Это, говорю я, наукоучение предпосылает самому себе. Отчасти потому, что это еще не оно само, но возможно, лишь благодаря этому становится собой; отчасти же оно только предполагается, но еще не доказано. Эти основные определения известны ну хотя бы науко-


308


учителю, откуда — это к делу не относится. Он наталкивается (каким образом — это также к делу здесь не относится) на мысль, что между ними, надо полагать, должна быть систематическая связь. Он сейчас еще не утверждает этой связи и не заявляет, что может ее непосредственно доказать, и еще менее, что может доказать что-либо иное исходя из этой предпосылки. Его мысль может считаться предположением, случайной догадкой, которая значит не больше, чем всякая иная случайная догадка.

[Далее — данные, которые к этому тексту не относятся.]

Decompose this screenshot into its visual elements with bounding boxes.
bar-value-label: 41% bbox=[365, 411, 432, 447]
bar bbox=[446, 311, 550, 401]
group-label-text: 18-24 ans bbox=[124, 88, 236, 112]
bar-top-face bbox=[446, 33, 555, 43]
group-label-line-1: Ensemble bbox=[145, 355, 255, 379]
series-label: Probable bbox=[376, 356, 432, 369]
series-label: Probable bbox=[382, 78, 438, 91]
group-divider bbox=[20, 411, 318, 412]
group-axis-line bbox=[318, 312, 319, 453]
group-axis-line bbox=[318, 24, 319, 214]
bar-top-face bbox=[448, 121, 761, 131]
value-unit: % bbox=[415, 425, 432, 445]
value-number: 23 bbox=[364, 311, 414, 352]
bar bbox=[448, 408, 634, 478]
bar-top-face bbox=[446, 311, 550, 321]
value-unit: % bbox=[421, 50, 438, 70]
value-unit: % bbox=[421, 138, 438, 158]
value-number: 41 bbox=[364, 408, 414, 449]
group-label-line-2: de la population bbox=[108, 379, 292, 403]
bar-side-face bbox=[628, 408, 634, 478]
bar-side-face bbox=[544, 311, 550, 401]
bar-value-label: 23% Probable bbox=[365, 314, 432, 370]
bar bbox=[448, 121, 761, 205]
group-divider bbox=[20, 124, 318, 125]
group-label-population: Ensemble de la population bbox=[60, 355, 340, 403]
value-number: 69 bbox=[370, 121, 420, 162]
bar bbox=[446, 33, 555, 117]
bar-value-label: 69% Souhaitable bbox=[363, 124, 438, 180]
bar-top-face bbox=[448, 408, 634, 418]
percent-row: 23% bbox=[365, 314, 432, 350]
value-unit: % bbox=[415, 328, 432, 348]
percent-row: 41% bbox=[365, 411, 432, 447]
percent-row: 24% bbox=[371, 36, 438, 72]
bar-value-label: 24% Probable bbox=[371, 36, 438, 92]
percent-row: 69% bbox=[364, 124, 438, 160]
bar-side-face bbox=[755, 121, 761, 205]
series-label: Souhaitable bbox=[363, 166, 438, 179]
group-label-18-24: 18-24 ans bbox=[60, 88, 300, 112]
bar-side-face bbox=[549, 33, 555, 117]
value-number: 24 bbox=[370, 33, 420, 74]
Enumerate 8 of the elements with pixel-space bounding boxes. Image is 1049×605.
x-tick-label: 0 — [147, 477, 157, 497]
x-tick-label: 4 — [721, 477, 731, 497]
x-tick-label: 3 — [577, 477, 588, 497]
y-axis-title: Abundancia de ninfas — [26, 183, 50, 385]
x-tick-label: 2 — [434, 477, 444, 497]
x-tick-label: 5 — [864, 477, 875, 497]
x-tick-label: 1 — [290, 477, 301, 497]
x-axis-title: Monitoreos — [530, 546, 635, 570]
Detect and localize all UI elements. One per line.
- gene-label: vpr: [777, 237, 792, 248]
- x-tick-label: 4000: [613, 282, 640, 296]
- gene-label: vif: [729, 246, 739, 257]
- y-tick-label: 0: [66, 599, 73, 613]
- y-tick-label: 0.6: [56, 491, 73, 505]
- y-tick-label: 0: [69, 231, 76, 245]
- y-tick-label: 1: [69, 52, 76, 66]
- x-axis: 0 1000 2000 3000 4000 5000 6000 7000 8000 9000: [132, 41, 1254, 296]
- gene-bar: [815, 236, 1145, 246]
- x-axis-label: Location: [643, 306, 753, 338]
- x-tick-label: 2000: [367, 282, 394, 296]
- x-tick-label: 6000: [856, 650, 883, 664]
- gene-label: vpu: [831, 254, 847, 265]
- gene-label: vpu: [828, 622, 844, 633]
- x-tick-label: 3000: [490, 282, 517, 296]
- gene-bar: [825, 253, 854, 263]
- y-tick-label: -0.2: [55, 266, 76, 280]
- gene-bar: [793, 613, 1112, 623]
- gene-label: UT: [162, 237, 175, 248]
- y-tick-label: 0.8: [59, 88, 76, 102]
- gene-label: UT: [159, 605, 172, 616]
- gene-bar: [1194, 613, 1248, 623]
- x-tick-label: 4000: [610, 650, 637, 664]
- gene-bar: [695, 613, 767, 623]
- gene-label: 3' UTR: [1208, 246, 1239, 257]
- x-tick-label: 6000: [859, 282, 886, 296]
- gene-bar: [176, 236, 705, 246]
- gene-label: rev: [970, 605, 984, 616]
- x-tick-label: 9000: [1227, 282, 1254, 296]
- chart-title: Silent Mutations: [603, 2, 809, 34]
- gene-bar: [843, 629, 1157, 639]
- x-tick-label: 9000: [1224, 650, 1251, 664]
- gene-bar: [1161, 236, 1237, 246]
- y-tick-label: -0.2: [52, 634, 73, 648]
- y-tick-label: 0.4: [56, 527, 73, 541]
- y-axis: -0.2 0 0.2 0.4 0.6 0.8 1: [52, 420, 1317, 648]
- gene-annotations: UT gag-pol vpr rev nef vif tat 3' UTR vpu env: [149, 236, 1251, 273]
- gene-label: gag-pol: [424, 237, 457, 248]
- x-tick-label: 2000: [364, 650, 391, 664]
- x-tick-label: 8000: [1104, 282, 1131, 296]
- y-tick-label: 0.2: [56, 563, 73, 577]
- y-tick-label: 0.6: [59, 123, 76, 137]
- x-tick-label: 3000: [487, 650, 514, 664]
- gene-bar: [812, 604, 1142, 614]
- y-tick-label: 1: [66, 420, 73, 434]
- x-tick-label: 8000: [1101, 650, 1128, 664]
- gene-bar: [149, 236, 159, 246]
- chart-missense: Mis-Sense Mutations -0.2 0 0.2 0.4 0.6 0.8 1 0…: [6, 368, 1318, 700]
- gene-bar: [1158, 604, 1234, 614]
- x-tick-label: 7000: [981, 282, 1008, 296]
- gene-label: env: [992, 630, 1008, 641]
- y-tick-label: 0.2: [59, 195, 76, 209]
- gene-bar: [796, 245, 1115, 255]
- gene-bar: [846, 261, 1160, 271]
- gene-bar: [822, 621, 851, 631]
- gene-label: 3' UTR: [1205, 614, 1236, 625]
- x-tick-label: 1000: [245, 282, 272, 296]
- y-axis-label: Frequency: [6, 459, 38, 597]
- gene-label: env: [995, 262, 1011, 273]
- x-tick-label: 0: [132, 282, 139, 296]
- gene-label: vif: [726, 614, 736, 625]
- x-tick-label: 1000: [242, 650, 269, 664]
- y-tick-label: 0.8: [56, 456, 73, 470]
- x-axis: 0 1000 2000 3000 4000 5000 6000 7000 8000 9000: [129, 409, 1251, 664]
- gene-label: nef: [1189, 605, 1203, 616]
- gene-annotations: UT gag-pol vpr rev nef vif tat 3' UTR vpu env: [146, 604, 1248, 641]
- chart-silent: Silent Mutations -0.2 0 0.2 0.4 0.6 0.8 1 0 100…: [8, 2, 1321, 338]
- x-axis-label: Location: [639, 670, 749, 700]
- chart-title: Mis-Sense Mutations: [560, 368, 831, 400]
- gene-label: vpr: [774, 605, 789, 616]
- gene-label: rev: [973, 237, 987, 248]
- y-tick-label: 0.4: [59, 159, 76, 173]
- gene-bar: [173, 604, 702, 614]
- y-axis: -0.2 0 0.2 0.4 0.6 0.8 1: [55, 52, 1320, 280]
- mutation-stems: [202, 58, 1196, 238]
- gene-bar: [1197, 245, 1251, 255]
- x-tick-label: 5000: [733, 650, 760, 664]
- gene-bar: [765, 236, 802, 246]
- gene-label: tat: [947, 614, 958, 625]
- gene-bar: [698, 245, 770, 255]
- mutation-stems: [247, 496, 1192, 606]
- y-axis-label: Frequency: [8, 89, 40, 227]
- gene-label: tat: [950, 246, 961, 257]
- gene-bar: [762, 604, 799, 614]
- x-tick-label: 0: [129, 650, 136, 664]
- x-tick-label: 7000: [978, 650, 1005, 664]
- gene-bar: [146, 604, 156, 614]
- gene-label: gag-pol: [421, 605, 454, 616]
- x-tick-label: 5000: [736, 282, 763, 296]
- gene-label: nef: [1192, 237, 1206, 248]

4. Исходя из этой предпосылки наукоучитель приступает теперь к попытке из какого-либо одного известного ему основного определения сознания — сюда также не относится, из какого, — вывести все остальные в качестве необходимо связанных с первым и определенных им. Если эта попытка не удастся, то этим еще не доказано, что она не удастся в другой раз, следовательно, не доказано, что эта предпосылка систематической связи ложна. Она сохраняет, как и раньше, свое значение б качестве проблемы. Если же эта попытка удастся, т. е. если действительно вывести возможно полностью все основные определения сознания в исчерпывающем виде, то в таком случае предпосылка доказана на деле. Причем даже эта, ставшая отныне доказанным положением предпосылка не нужна нам в описании самого наукоучения. Но вот операция этого выведения — это само наукоучение. Где начинается это выведение, там начинается и наукоучение, где оно завершается, там завершается и последнее.